De noite somente se poderá entrar nela:
I - Por seu consentimento;
II - Em caso de reclamação feita de dentro;
III - Por necessidade de socorro;
IV - Para aboletamento de tropa feito por ordem da competente
autoridade.
De dia somente se pode entrar na casa do Cidadão
nos casos e pelo modo que a Lei determinar.
17
Ninguém pode ser preso sem culpa formada, excepto nos casos
declarados na Lei; e nestes, dentro de vinte e quatro horas contadas da entrada
da prisão sendo em lugar próximo da residência da respectiva autoridade, e
nos lugares remotos dentro de um prazo razoável que a Lei marcará, e
respectiva autoridade, por uma nota por ela assinada, fará constar ao réu o
motivo da prisão, os nomes dos acusadores e os das testemunhas havendo-as.
§ 1.° - Ainda com culpa formada, ninguém será conduzido
à prisão ou nela conservado, se prestar fiança idónea nos casos em que a Lei
a admite; e em geral, nos crimes que não tiverem maior pena que a de seis meses
de prisão ou desterro, poderá o réu livrar-se solto.
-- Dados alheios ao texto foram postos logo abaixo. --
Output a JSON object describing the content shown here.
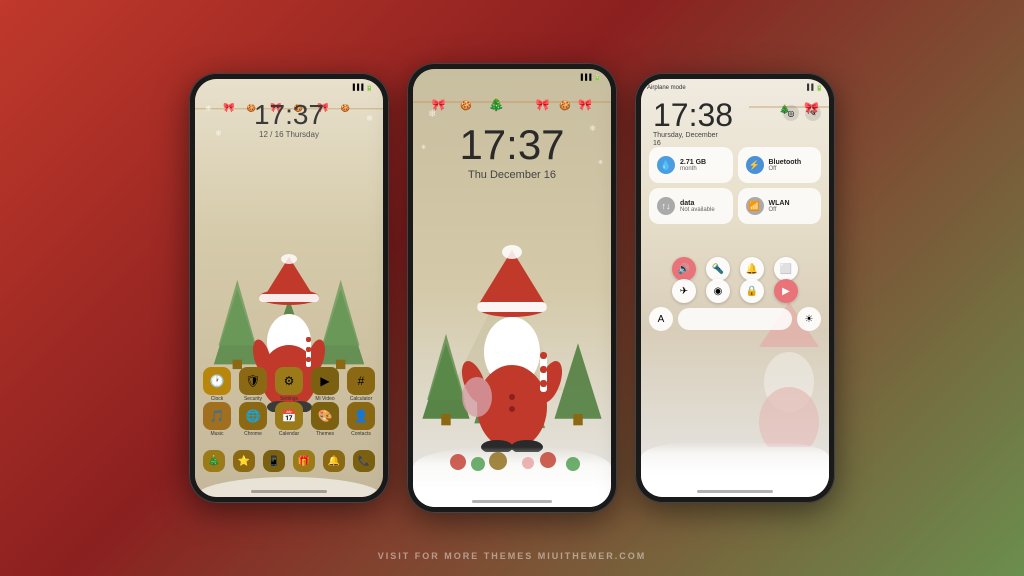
{
  "phones": [
    {
      "id": "phone1",
      "type": "homescreen",
      "status": {
        "time": "17:37",
        "date": "12 / 16  Thursday"
      },
      "apps_row1": [
        {
          "label": "Clock",
          "emoji": "🕐"
        },
        {
          "label": "Security",
          "emoji": "🛡"
        },
        {
          "label": "Settings",
          "emoji": "⚙"
        },
        {
          "label": "Mi Video",
          "emoji": "▶"
        },
        {
          "label": "Calculator",
          "emoji": "🔢"
        }
      ],
      "apps_row2": [
        {
          "label": "Music",
          "emoji": "🎵"
        },
        {
          "label": "Chrome",
          "emoji": "🌐"
        },
        {
          "label": "Calendar",
          "emoji": "📅"
        },
        {
          "label": "Themes",
          "emoji": "🎨"
        },
        {
          "label": "Contacts",
          "emoji": "👤"
        }
      ]
    },
    {
      "id": "phone2",
      "type": "lockscreen",
      "status": {
        "time": "17:37",
        "date": "Thu December 16"
      }
    },
    {
      "id": "phone3",
      "type": "quicksettings",
      "status": {
        "airplane_mode": "Airplane mode",
        "time": "17:38",
        "date": "Thursday, December",
        "date2": "16"
      },
      "tiles": [
        {
          "title": "2.71 GB",
          "sub": "month",
          "icon": "💧",
          "type": "water"
        },
        {
          "title": "Bluetooth",
          "sub": "Off",
          "icon": "🔵",
          "type": "bluetooth"
        },
        {
          "title": "data",
          "sub": "Not available",
          "icon": "📶",
          "type": "data"
        },
        {
          "title": "WLAN",
          "sub": "Off",
          "icon": "📶",
          "type": "wifi"
        }
      ],
      "controls": [
        [
          {
            "icon": "🔊",
            "active": true
          },
          {
            "icon": "🔦",
            "active": false
          },
          {
            "icon": "🔔",
            "active": false
          },
          {
            "icon": "⬜",
            "active": false
          }
        ],
        [
          {
            "icon": "✈",
            "active": false
          },
          {
            "icon": "⊙",
            "active": false
          },
          {
            "icon": "🔒",
            "active": false
          },
          {
            "icon": "▶",
            "active": true
          }
        ]
      ]
    }
  ],
  "watermark": "VISIT FOR MORE THEMES MIUITHEMER.COM"
}
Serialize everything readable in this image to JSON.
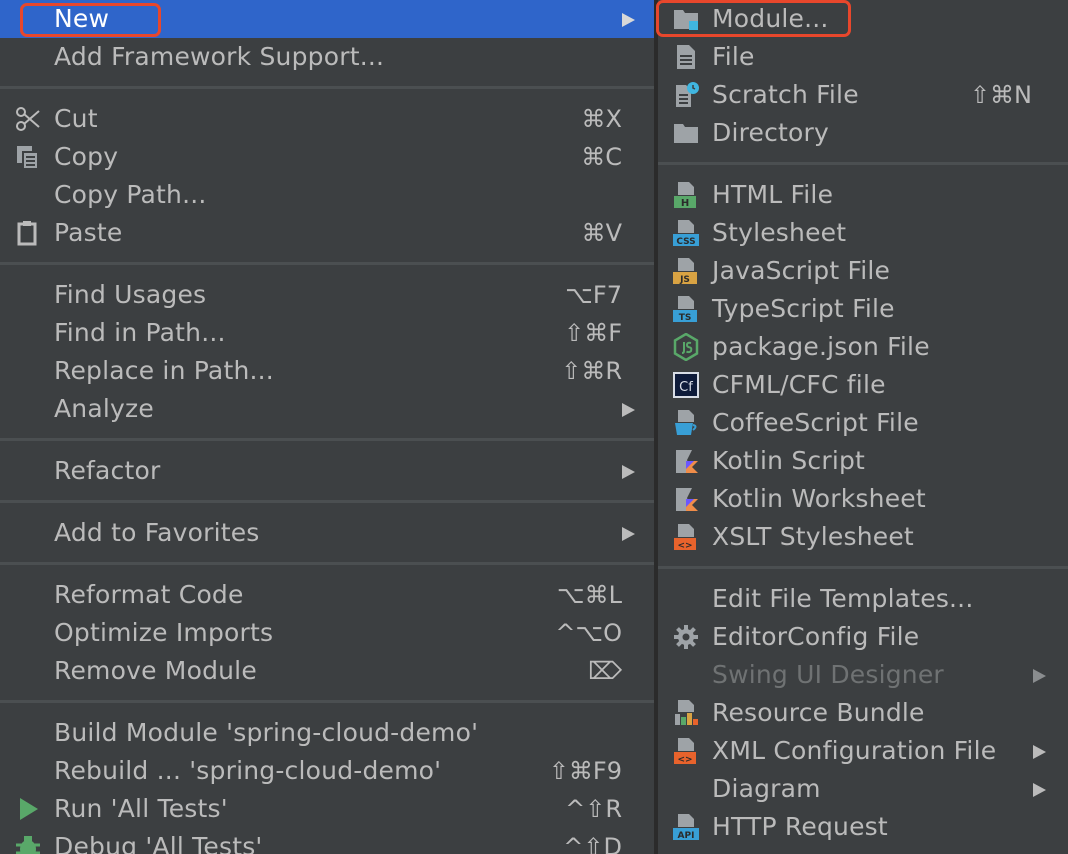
{
  "left_menu": {
    "items": [
      {
        "label": "New",
        "shortcut": ""
      },
      {
        "label": "Add Framework Support...",
        "shortcut": ""
      },
      {
        "label": "Cut",
        "shortcut": "⌘X"
      },
      {
        "label": "Copy",
        "shortcut": "⌘C"
      },
      {
        "label": "Copy Path...",
        "shortcut": ""
      },
      {
        "label": "Paste",
        "shortcut": "⌘V"
      },
      {
        "label": "Find Usages",
        "shortcut": "⌥F7"
      },
      {
        "label": "Find in Path...",
        "shortcut": "⇧⌘F"
      },
      {
        "label": "Replace in Path...",
        "shortcut": "⇧⌘R"
      },
      {
        "label": "Analyze",
        "shortcut": ""
      },
      {
        "label": "Refactor",
        "shortcut": ""
      },
      {
        "label": "Add to Favorites",
        "shortcut": ""
      },
      {
        "label": "Reformat Code",
        "shortcut": "⌥⌘L"
      },
      {
        "label": "Optimize Imports",
        "shortcut": "^⌥O"
      },
      {
        "label": "Remove Module",
        "shortcut": "⌦"
      },
      {
        "label": "Build Module 'spring-cloud-demo'",
        "shortcut": ""
      },
      {
        "label": "Rebuild ... 'spring-cloud-demo'",
        "shortcut": "⇧⌘F9"
      },
      {
        "label": "Run 'All Tests'",
        "shortcut": "^⇧R"
      },
      {
        "label": "Debug 'All Tests'",
        "shortcut": "^⇧D"
      }
    ]
  },
  "right_menu": {
    "items": [
      {
        "label": "Module...",
        "shortcut": ""
      },
      {
        "label": "File",
        "shortcut": ""
      },
      {
        "label": "Scratch File",
        "shortcut": "⇧⌘N"
      },
      {
        "label": "Directory",
        "shortcut": ""
      },
      {
        "label": "HTML File",
        "shortcut": ""
      },
      {
        "label": "Stylesheet",
        "shortcut": ""
      },
      {
        "label": "JavaScript File",
        "shortcut": ""
      },
      {
        "label": "TypeScript File",
        "shortcut": ""
      },
      {
        "label": "package.json File",
        "shortcut": ""
      },
      {
        "label": "CFML/CFC file",
        "shortcut": ""
      },
      {
        "label": "CoffeeScript File",
        "shortcut": ""
      },
      {
        "label": "Kotlin Script",
        "shortcut": ""
      },
      {
        "label": "Kotlin Worksheet",
        "shortcut": ""
      },
      {
        "label": "XSLT Stylesheet",
        "shortcut": ""
      },
      {
        "label": "Edit File Templates...",
        "shortcut": ""
      },
      {
        "label": "EditorConfig File",
        "shortcut": ""
      },
      {
        "label": "Swing UI Designer",
        "shortcut": ""
      },
      {
        "label": "Resource Bundle",
        "shortcut": ""
      },
      {
        "label": "XML Configuration File",
        "shortcut": ""
      },
      {
        "label": "Diagram",
        "shortcut": ""
      },
      {
        "label": "HTTP Request",
        "shortcut": ""
      }
    ],
    "icon_badges": {
      "html": "H",
      "css": "CSS",
      "js": "JS",
      "ts": "TS",
      "cf": "Cf",
      "xslt": "<>",
      "xml": "<>",
      "api": "API"
    }
  },
  "colors": {
    "menu_background": "#3c3f41",
    "selection": "#2f65ca",
    "highlight_outline": "#e8472c",
    "text": "#bbbbbb",
    "disabled_text": "#6f7273"
  }
}
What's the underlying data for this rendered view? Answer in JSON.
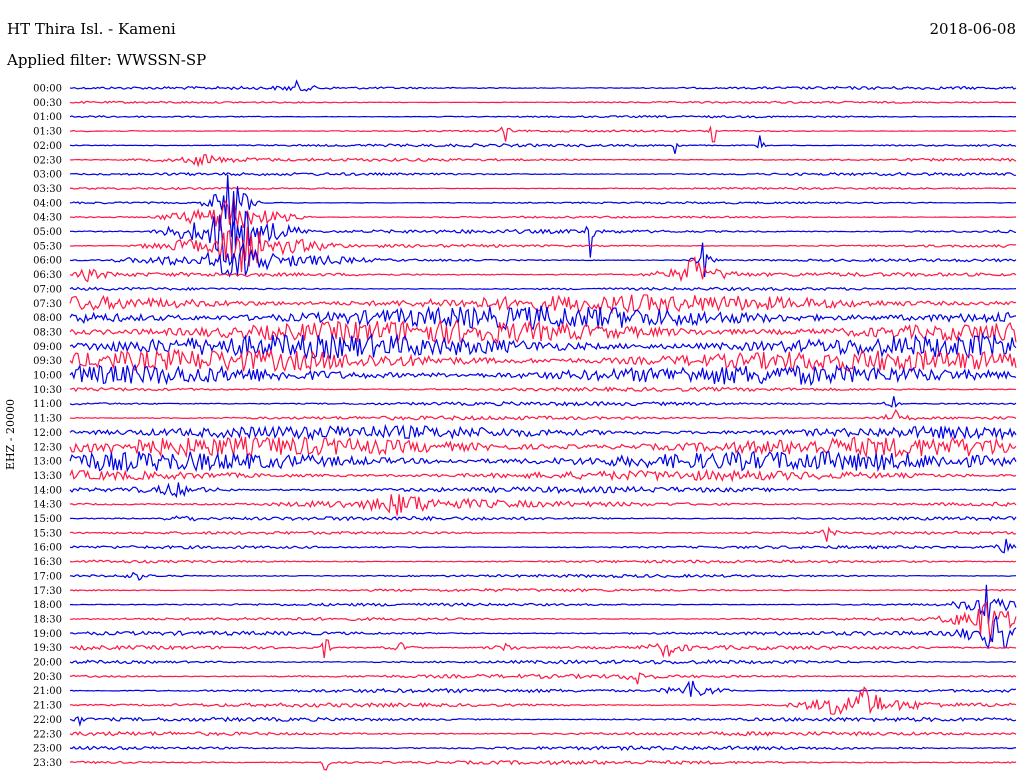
{
  "header": {
    "station": "HT Thira Isl. - Kameni",
    "date": "2018-06-08",
    "filter": "Applied filter: WWSSN-SP"
  },
  "chart_data": {
    "type": "line",
    "ylabel": "EHZ - 20000",
    "row_labels": [
      "00:00",
      "00:30",
      "01:00",
      "01:30",
      "02:00",
      "02:30",
      "03:00",
      "03:30",
      "04:00",
      "04:30",
      "05:00",
      "05:30",
      "06:00",
      "06:30",
      "07:00",
      "07:30",
      "08:00",
      "08:30",
      "09:00",
      "09:30",
      "10:00",
      "10:30",
      "11:00",
      "11:30",
      "12:00",
      "12:30",
      "13:00",
      "13:30",
      "14:00",
      "14:30",
      "15:00",
      "15:30",
      "16:00",
      "16:30",
      "17:00",
      "17:30",
      "18:00",
      "18:30",
      "19:00",
      "19:30",
      "20:00",
      "20:30",
      "21:00",
      "21:30",
      "22:00",
      "22:30",
      "23:00",
      "23:30"
    ],
    "colors": [
      "#0000e6",
      "#ff1744"
    ],
    "noise_level": [
      1.5,
      1,
      1,
      1,
      1.5,
      1.5,
      1.5,
      1,
      1,
      1,
      2,
      1.5,
      1.5,
      2,
      1.5,
      9,
      12,
      12,
      12,
      11,
      10,
      2,
      2,
      2,
      7,
      10,
      10,
      5,
      3,
      3,
      2,
      1.5,
      1.5,
      1.5,
      1.5,
      1.5,
      1.5,
      1.5,
      2,
      2,
      2,
      2,
      2,
      2,
      2,
      2,
      2,
      2
    ],
    "events": [
      {
        "row": 0,
        "x": 0.24,
        "amp": 6,
        "width": 0.01
      },
      {
        "row": 3,
        "x": 0.46,
        "amp": 28,
        "width": 0.002
      },
      {
        "row": 3,
        "x": 0.68,
        "amp": 40,
        "width": 0.002
      },
      {
        "row": 4,
        "x": 0.64,
        "amp": 18,
        "width": 0.002
      },
      {
        "row": 4,
        "x": 0.73,
        "amp": 18,
        "width": 0.002
      },
      {
        "row": 5,
        "x": 0.14,
        "amp": 6,
        "width": 0.03
      },
      {
        "row": 8,
        "x": 0.17,
        "amp": 40,
        "width": 0.012
      },
      {
        "row": 9,
        "x": 0.17,
        "amp": 30,
        "width": 0.03
      },
      {
        "row": 10,
        "x": 0.17,
        "amp": 45,
        "width": 0.03
      },
      {
        "row": 11,
        "x": 0.18,
        "amp": 30,
        "width": 0.04
      },
      {
        "row": 12,
        "x": 0.18,
        "amp": 20,
        "width": 0.05
      },
      {
        "row": 13,
        "x": 0.02,
        "amp": 6,
        "width": 0.015
      },
      {
        "row": 13,
        "x": 0.66,
        "amp": 18,
        "width": 0.02
      },
      {
        "row": 12,
        "x": 0.67,
        "amp": 22,
        "width": 0.006
      },
      {
        "row": 10,
        "x": 0.55,
        "amp": 50,
        "width": 0.002
      },
      {
        "row": 22,
        "x": 0.87,
        "amp": 15,
        "width": 0.004
      },
      {
        "row": 23,
        "x": 0.87,
        "amp": 10,
        "width": 0.01
      },
      {
        "row": 28,
        "x": 0.11,
        "amp": 8,
        "width": 0.025
      },
      {
        "row": 29,
        "x": 0.35,
        "amp": 10,
        "width": 0.05
      },
      {
        "row": 30,
        "x": 0.12,
        "amp": 6,
        "width": 0.01
      },
      {
        "row": 31,
        "x": 0.8,
        "amp": 10,
        "width": 0.005
      },
      {
        "row": 32,
        "x": 0.99,
        "amp": 8,
        "width": 0.01
      },
      {
        "row": 34,
        "x": 0.07,
        "amp": 5,
        "width": 0.01
      },
      {
        "row": 36,
        "x": 0.97,
        "amp": 25,
        "width": 0.015
      },
      {
        "row": 37,
        "x": 0.97,
        "amp": 30,
        "width": 0.02
      },
      {
        "row": 38,
        "x": 0.98,
        "amp": 25,
        "width": 0.02
      },
      {
        "row": 39,
        "x": 0.63,
        "amp": 10,
        "width": 0.012
      },
      {
        "row": 39,
        "x": 0.46,
        "amp": 6,
        "width": 0.01
      },
      {
        "row": 39,
        "x": 0.35,
        "amp": 5,
        "width": 0.01
      },
      {
        "row": 39,
        "x": 0.27,
        "amp": 45,
        "width": 0.002
      },
      {
        "row": 41,
        "x": 0.6,
        "amp": 8,
        "width": 0.008
      },
      {
        "row": 42,
        "x": 0.66,
        "amp": 15,
        "width": 0.015
      },
      {
        "row": 43,
        "x": 0.84,
        "amp": 16,
        "width": 0.03
      },
      {
        "row": 43,
        "x": 0.81,
        "amp": 8,
        "width": 0.02
      },
      {
        "row": 44,
        "x": 0.01,
        "amp": 5,
        "width": 0.005
      },
      {
        "row": 47,
        "x": 0.27,
        "amp": 20,
        "width": 0.002
      }
    ]
  }
}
§ 2.° - À excepção de flagrante delito, a prisão não
pode ser executada senão por ordem escrita da autoridade competente. Se a ordem
for arbitrária, a autoridade que a deu será punida na conformidade das Leis.
§ 3.° - O que fica disposto acerca da prisão sem
culpa formada não é aplicável às Ordenanças Militares para a disciplina e
recrutamento do Exército e Armada; nem compreende os casos em que a Lei
determina a prisão de alguém por desobedecer à autoridade legítima, ou por não
cumprir alguma obrigação dentro do prazo determinado.
18
Ninguém será julgado senão
pela autoridade competente, nem punido senão por lei anterior.
19
Nenhuma autoridade pode
avocar as causas pendentes, sustálas, ou fazer reviver os processos findos.
20
Ficam abolidos todos os privilégios que não forem
essencialmente fundados em utilidade pública.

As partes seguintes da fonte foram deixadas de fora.